Autor: Marc A. Herren

Inhalt

Eine Barkasse der CHEMMA DHURGA bringt Perry Rhodan zum Raumschiff der Richterin Saeqaer. Ab sofort sind die Onryonen nicht mehr für ihn zuständig. Das Beiboot wird vom Schwarzen Bacctou gesteuert, einem Kunstwesen mit humanoidem Oberkörper und einem kantigen Block anstelle der Beine. Bacctou sieht aus, als sei er aus einem einzigen schwarzen Marmorbrocken gehauen worden.
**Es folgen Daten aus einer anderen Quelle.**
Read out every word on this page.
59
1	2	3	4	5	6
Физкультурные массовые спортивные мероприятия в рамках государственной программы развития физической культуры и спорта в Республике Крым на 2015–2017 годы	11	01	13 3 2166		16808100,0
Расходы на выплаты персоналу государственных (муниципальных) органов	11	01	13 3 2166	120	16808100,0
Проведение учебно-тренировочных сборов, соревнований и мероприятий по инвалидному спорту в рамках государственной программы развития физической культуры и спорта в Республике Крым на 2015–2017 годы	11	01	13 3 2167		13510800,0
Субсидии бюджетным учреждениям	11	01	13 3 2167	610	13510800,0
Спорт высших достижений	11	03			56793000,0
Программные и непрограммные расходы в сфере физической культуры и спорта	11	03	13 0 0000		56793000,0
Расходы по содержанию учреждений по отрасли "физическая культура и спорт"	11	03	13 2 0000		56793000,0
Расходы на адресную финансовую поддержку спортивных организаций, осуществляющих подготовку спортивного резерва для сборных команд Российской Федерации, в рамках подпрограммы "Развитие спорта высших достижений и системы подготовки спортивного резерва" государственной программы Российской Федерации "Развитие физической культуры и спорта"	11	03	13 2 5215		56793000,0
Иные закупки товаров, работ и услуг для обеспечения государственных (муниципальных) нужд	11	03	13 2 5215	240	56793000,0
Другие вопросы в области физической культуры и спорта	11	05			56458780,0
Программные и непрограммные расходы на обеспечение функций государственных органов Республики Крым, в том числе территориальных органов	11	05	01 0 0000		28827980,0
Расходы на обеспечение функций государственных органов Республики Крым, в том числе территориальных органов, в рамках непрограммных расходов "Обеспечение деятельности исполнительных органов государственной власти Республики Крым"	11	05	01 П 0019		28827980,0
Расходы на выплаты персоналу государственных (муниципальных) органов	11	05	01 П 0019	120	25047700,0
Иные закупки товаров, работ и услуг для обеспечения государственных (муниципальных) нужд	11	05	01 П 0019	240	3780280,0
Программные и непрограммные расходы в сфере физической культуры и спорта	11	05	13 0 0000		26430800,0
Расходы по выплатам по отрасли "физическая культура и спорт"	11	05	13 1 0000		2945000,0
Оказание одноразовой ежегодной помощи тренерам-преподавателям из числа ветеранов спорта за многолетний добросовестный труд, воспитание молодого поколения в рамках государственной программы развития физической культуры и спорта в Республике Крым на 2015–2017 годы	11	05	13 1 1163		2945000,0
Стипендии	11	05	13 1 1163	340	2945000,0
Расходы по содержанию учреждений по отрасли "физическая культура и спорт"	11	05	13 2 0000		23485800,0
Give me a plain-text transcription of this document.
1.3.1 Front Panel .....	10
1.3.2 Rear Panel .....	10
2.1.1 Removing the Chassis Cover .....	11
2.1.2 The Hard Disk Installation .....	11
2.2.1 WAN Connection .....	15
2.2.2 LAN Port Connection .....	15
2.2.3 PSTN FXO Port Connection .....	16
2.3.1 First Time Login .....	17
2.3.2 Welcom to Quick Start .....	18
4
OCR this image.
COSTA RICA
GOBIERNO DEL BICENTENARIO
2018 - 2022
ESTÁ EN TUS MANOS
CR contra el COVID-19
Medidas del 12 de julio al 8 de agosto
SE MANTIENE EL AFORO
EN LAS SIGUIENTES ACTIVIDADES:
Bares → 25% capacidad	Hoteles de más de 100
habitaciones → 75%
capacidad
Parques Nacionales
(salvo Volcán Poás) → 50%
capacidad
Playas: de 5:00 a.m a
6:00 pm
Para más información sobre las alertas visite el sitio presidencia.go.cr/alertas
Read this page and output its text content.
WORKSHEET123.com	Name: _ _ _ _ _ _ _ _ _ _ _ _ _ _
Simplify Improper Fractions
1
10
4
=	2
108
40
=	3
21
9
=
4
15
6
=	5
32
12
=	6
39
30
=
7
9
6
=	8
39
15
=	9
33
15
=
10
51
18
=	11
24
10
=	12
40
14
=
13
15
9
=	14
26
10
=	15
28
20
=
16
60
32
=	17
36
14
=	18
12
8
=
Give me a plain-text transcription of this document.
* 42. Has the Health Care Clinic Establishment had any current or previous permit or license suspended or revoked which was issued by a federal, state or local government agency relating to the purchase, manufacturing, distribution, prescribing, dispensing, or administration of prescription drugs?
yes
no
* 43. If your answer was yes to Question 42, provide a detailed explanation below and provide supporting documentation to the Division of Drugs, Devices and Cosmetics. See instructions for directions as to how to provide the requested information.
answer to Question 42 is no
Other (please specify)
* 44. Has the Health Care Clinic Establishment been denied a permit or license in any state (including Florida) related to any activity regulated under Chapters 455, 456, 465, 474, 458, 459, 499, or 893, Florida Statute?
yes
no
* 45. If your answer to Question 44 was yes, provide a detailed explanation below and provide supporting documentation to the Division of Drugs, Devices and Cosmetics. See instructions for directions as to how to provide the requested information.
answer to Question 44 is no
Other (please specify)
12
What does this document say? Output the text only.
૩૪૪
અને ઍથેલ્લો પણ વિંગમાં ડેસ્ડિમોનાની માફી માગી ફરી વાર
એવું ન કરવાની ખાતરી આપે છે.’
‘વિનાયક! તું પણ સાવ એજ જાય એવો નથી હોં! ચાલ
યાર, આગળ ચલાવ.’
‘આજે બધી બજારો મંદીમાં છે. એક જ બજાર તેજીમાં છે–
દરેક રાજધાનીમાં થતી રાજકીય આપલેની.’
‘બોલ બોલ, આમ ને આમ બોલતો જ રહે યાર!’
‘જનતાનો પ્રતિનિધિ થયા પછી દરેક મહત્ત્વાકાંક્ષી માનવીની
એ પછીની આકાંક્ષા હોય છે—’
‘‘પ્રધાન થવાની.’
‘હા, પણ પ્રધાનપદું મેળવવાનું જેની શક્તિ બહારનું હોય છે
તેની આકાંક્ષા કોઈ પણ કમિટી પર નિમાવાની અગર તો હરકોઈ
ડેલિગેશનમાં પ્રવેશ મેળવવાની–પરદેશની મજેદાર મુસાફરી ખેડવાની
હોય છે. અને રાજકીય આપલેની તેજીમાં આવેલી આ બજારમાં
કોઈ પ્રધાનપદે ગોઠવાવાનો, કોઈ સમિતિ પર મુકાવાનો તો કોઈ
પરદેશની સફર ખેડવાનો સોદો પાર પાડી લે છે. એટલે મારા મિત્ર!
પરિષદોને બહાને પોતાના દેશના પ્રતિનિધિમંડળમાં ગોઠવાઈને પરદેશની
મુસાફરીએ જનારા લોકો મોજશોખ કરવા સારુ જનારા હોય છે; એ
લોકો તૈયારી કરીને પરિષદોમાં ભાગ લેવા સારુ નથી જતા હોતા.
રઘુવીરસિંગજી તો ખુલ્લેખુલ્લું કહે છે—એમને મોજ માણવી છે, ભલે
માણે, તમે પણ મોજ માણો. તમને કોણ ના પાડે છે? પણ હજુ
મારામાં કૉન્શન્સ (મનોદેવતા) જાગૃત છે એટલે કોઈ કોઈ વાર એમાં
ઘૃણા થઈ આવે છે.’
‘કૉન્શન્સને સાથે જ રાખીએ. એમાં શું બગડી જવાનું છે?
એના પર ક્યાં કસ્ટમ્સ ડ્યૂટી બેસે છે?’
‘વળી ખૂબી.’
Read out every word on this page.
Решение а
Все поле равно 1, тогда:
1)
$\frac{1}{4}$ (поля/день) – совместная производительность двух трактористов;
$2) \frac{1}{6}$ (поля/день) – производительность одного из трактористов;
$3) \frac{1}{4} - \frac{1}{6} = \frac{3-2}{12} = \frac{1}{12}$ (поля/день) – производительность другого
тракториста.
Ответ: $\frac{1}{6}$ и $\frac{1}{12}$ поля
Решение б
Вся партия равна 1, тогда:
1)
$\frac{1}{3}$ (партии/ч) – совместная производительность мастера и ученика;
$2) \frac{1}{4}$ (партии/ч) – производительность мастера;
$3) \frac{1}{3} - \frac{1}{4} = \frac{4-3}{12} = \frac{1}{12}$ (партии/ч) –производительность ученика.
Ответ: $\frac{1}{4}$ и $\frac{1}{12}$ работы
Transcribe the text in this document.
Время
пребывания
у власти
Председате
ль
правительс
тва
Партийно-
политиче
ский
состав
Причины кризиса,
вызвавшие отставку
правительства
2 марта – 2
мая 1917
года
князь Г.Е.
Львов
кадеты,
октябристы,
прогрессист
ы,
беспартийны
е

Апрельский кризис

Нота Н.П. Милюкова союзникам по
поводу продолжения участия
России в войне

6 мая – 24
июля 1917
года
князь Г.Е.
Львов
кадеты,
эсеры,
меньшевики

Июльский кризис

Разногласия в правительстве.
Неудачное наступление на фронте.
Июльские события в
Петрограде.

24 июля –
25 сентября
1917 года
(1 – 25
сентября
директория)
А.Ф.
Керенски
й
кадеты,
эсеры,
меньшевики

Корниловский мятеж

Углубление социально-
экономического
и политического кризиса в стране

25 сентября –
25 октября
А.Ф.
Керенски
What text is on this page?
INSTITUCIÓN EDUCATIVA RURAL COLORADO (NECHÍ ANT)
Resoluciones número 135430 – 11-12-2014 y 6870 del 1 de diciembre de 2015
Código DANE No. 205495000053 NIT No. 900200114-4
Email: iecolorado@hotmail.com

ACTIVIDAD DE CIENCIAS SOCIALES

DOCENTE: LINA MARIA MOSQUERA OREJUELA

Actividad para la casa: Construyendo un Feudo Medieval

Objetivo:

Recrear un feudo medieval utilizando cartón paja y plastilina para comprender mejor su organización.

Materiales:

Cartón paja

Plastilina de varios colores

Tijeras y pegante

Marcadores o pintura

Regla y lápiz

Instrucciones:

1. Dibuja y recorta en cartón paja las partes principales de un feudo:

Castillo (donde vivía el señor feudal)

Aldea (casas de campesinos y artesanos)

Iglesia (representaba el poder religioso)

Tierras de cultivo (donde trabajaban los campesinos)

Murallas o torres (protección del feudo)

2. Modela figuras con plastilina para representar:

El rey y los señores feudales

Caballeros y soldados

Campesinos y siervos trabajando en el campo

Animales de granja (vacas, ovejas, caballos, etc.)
Er gibt sich freundlich und versucht Rhodan zu imitieren, beantwortet die meisten Fragen aber bestenfalls zurückhaltend. Das Richterschiff besteht aus zwei schneeweißen, kristallin wirkenden Globen. Ein elliptischer Reifen umfasst beide Kugelzellen. Rhodan muss im fünf Kilometer durchmessenden Globus Zwei bleiben, darf sich in dieser als Hohlwelt gestalteten Zelle aber frei bewegen. Globus Eins hat einen Durchmesser von einem Kilometer, ist Sitz der Richterin und für Rhodan tabu.

In der folgenden Zeit begleitet Bacctou Rhodan buchstäblich auf Schritt und Tritt. Dabei wird er dem Terraner immer ähnlicher. Rhodan macht die Bekanntschaft verschiedener Völker. Unter anderem leben in Globus Zwei die vielarmigen Siwives und die humanoiden Valvdiger. Rhodan findet viele neue Freunde, die Valvdigerin Kharingo verliebt sich sogar in ihn. Überall herumliegende Raumschiffswracks lassen darauf schließen, dass all diese Wesen irgendwann von Saeqaer als Schiffbrüchige aufgelesen worden sind. Niemand aus der jetzigen Generation kann sich noch an diese Zeit erinnern. Alle Schiffbrüchigen betrachten die CHEMMA DHURGA (die "Wiege der Liebe") als ihre Heimat. Rhodan verschafft sich Respekt durch seine umfassenden technischen Kenntnisse. Deshalb darf er an einer Versammlung der Sprecher aller Heimstätten teilnehmen. Zu seiner Überraschung stellt Rhodan fest, dass dabei Antworten auf die drei Ultimaten Fragen erörtert werden - allerdings haben diese Fragen einen anderen Wortlaut:

Was ereignet sich hinter dem Horizont des GESETZES?
Auf welcher Seite des Spiegels der Schöpfung existiert der Fragesteller?
Wem gehört die Zeit?

Bacctou meint, die Ultimaten Fragen seien Bestandteil dessen, was den Kosmos im Innersten zusammenhält. Er geht davon aus, dass die hiesigen Fragen im Kern dieselben sind, die Rhodan kennt - sie haben lediglich einen anderen "Aggregatzustand" angenommen.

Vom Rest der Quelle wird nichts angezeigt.